Memberi sedekah, berdoa, dan berpuasa adalah tiga aktivitas kesalehan. Sejatinya, kesalehan itu benar-benar sebuah tindakan tulus yang keluar dari niatan yang baik yakni, ibadah. Bentuk-bentuk kesalehan itu tidak lain agar hati kita selaras dengan yang kita sembah. Namun, sangat disayangkan ketiga aktivitas keagamaan itu sering dipakai sebagai alat untuk menyombongkan diri dan banyak juga yang memakainya sebagai topeng untuk menutup tindakan-tindakan yang bertentangan dengan kehendak-Nya. Ini sebenarnya yang disebut kesalehan palsu atau kemunafikan. Yesus mengingatkan, jika mereka ingin membuat orang lain terkesan, maka "mereka telah mendapatkan upahnya. Kata Yunani untuk "upah" berada dalam bentuk singular, yang mengindikasikan bahwa upah ini hanya sekali saja. Mereka mendapatkan apa yang mereka inginkan. Mereka menginginkan pujian, bukan keintiman dengan Allah.

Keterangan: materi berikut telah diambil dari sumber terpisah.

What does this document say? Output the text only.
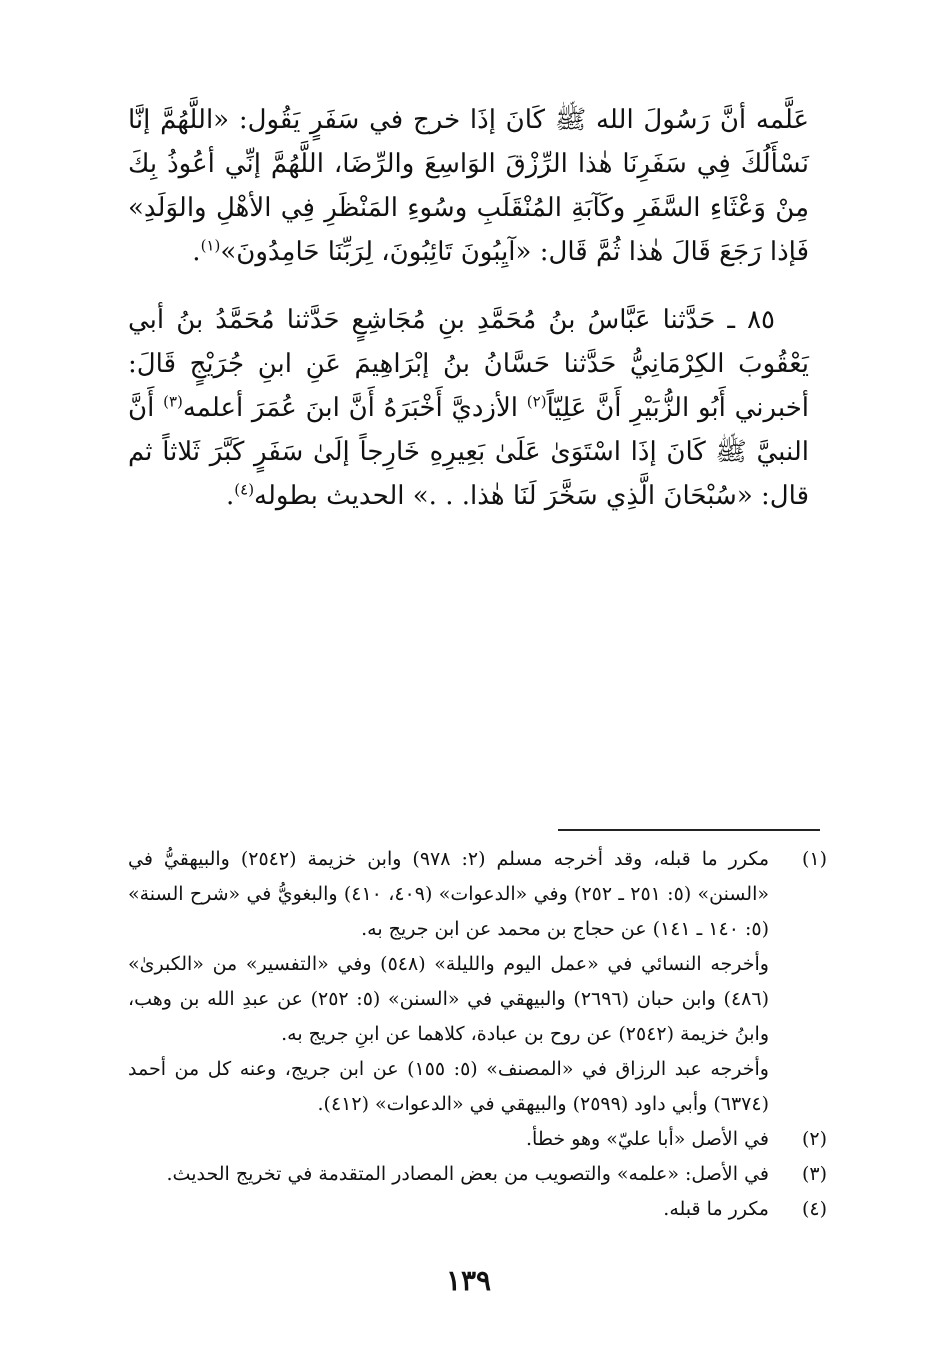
عَلَّمه أنَّ رَسُولَ الله ﷺ كَانَ إذَا خرج في سَفَرٍ يَقُول: «اللَّهُمَّ إنَّا نَسْأَلُكَ فِي سَفَرِنَا هٰذا الرِّزْقَ الوَاسِعَ والرِّضَا، اللَّهُمَّ إنِّي أعُوذُ بِكَ مِنْ وَعْثَاءِ السَّفَرِ وكَآبَةِ المُنْقَلَبِ وسُوءِ المَنْظَرِ فِي الأهْلِ والوَلَدِ» فَإذا رَجَعَ قَالَ هٰذا ثُمَّ قَال: «آيِبُونَ تَائِبُونَ، لِرَبِّنَا حَامِدُونَ»$^{(١)}$.

٨٥ ـ حَدَّثنا عَبَّاسُ بنُ مُحَمَّدِ بنِ مُجَاشِعٍ حَدَّثنا مُحَمَّدُ بنُ أبي يَعْقُوبَ الكِرْمَانِيُّ حَدَّثنا حَسَّانُ بنُ إبْرَاهِيمَ عَنِ ابنِ جُرَيْجٍ قَالَ: أخبرني أَبُو الزُّبَيْرِ أَنَّ عَلِيّاً$^{(٢)}$ الأزديَّ أَخْبَرَهُ أَنَّ ابنَ عُمَرَ أعلمه$^{(٣)}$ أَنَّ النبيَّ ﷺ كَانَ إذَا اسْتَوَىٰ عَلَىٰ بَعِيرِهِ خَارِجاً إلَىٰ سَفَرٍ كَبَّرَ ثَلاثاً ثم قال: «سُبْحَانَ الَّذِي سَخَّرَ لَنَا هٰذا. . .» الحديث بطوله$^{(٤)}$.

(١)

مكرر ما قبله، وقد أخرجه مسلم (٢: ٩٧٨) وابن خزيمة (٢٥٤٢) والبيهقيُّ في «السنن» (٥: ٢٥١ ـ ٢٥٢) وفي «الدعوات» (٤٠٩، ٤١٠) والبغويُّ في «شرح السنة» (٥: ١٤٠ ـ ١٤١) عن حجاج بن محمد عن ابن جريج به.

وأخرجه النسائي في «عمل اليوم والليلة» (٥٤٨) وفي «التفسير» من «الكبرىٰ» (٤٨٦) وابن حبان (٢٦٩٦) والبيهقي في «السنن» (٥: ٢٥٢) عن عبدِ الله بن وهب، وابنُ خزيمة (٢٥٤٢) عن روح بن عبادة، كلاهما عن ابنِ جريج به.

وأخرجه عبد الرزاق في «المصنف» (٥: ١٥٥) عن ابن جريج، وعنه كل من أحمد (٦٣٧٤) وأبي داود (٢٥٩٩) والبيهقي في «الدعوات» (٤١٢).

(٢)

في الأصل «أبا عليّ» وهو خطأ.

(٣)

في الأصل: «علمه» والتصويب من بعض المصادر المتقدمة في تخريج الحديث.

(٤)

مكرر ما قبله.

١٣٩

Kita sering seperti itu, melakukan aktivitas keagamaan agar dilihat sebagai sebuah prestasi rohani dan membuat orang berdecak kagum. Jika tujuannya itu, kita dapat mendapatkannya di dunia ini. Namun, risikonya kehilangan keintiman dengan Allah. Lihat, apa yang terjadi dengan umat Allah dahulu. Mereka lebih gemar mendadani diri dengan kesalehan palsu, iman yang kosmetik. Mereka memelihara hari-hari perayaan ibadah, menyiapkan pelbagai korban persembahan, memelihara Taurat dengan akurat. Nyatanya, itu semua tidak berpengaruh terhadap moralitas dan karakter kekudusan yang Allah inginkan. Meski rajin beribadah tetapi gemar menindas dan berbohong. Meski memberikan persembahan dan sedekah namun korupsi, manipulasi dan markup jalan terus. Setiap Sabat dikhususkan untuk ibadah namun tidak memberi kesempatan kepada para budak mereka untuk sejenak beristirahat!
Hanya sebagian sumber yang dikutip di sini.